We all have our to-do lists, our schedules, tasks, projects, and appointments. And we usually have more listed than what we can possibly accomplish in one day. This tip is all about prioritizing. What are the top two to four that you MUST achieve today? How can you ‘turn off’ the rest of the world in order to get them accomplished? And on the good days- the really amazing, fabulous, productive days- it’s okay to push yourself to accomplish even more as long as you also take time for tip #3.

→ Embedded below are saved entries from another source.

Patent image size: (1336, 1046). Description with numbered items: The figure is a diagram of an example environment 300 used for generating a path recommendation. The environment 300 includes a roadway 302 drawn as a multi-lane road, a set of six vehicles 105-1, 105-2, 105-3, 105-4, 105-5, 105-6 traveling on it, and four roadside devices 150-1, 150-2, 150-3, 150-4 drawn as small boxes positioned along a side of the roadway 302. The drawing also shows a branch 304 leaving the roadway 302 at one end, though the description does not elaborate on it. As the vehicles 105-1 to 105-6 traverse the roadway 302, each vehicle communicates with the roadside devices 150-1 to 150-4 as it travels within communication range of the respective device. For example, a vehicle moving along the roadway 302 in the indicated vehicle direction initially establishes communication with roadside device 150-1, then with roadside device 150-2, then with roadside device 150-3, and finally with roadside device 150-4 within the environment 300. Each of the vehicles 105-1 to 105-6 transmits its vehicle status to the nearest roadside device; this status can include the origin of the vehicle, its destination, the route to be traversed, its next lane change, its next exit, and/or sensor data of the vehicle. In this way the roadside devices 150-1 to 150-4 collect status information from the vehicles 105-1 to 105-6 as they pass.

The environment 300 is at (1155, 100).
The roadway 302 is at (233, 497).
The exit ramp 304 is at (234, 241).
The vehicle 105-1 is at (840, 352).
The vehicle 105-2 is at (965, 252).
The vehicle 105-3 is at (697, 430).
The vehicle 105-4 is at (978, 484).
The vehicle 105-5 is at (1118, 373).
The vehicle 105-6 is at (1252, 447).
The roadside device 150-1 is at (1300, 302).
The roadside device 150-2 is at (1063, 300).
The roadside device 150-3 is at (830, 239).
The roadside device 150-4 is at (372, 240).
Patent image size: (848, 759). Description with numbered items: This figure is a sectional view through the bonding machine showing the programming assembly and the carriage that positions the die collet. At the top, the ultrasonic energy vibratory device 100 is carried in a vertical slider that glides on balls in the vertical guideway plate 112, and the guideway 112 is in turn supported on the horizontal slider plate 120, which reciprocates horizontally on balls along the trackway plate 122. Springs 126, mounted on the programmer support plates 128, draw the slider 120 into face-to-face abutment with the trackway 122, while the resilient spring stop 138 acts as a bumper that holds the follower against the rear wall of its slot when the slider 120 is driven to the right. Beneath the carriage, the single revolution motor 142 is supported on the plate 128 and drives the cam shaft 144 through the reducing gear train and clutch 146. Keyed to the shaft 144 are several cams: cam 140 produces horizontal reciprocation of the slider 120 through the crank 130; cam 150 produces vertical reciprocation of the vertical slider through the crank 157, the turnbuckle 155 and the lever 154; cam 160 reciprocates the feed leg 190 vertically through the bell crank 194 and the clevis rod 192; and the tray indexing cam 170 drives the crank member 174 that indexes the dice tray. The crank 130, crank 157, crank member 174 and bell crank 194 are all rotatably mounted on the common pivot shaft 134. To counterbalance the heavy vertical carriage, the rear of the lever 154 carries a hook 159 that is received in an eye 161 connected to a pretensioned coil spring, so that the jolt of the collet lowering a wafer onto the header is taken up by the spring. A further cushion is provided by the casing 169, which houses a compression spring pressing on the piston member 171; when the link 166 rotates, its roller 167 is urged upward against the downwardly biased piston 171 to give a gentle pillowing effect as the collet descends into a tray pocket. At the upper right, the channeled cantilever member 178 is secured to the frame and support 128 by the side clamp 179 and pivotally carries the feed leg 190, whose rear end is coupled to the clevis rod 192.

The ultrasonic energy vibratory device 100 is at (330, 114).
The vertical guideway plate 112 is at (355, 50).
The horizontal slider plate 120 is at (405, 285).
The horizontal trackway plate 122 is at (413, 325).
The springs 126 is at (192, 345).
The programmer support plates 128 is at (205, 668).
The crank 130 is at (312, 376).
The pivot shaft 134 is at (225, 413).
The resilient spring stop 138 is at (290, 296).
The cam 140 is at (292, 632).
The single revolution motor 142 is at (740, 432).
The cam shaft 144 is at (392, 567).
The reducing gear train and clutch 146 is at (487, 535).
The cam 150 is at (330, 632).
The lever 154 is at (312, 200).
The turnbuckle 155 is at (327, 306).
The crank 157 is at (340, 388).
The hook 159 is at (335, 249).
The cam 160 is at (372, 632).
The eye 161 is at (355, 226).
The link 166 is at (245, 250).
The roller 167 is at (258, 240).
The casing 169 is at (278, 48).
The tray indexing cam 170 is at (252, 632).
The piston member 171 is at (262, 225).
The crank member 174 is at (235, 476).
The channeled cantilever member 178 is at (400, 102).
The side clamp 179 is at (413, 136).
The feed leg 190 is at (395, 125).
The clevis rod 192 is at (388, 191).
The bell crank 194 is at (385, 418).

3. Prioritize YOU into each day.
It’s a sad state of affairs that many people I have the privilege of meeting through my coaching and training at Bright Side Training Solutions don’t take any time for themselves on a daily basis. Many of them don’t allow themselves any ‘Me Time’ for weeks—or months—on end.
We all try really hard to do what life expects of us. We show up at work each day; we pay our bills; we transport the kids from here to there and everywhere, and we support them in their many endeavors; we get the household chores done on the weekend so we can then… start all over again.
It’s time to hop off the hamster wheel, and take control of your life! Do something- even if it’s just ONE thing- each day that you love, something that allows you to view your world through that different, better, clearer ‘lens’. Take a sculpting class; lie down in the grass and find animals (or furniture or cars or whatever you love) in the clouds; play hopscotch or Chalk the Rabbit (If you don’t know about this game, you’re missing out!) with your kids or grandkids or the neighbor kids; read a book by your favorite author or about a favorite topic; list three things you’re grateful for each day; try a new recipe; and the list goes on and on and on! Just be sure to have Me Time every. single. day.
My final tip and the purpose of this entire piece is this: Your life is yours to live, and you only get one shot at it. Airports, and the people within them, give me clarity and allow me to get back on track when my lens gets blurry. Your clarity may be found elsewhere, but if you’re reading this and are realizing you don’t ever have the clarity you need to live a better life, it’s time to add Mission Critical Item #1 to your list: Clean my lens and find my clarity!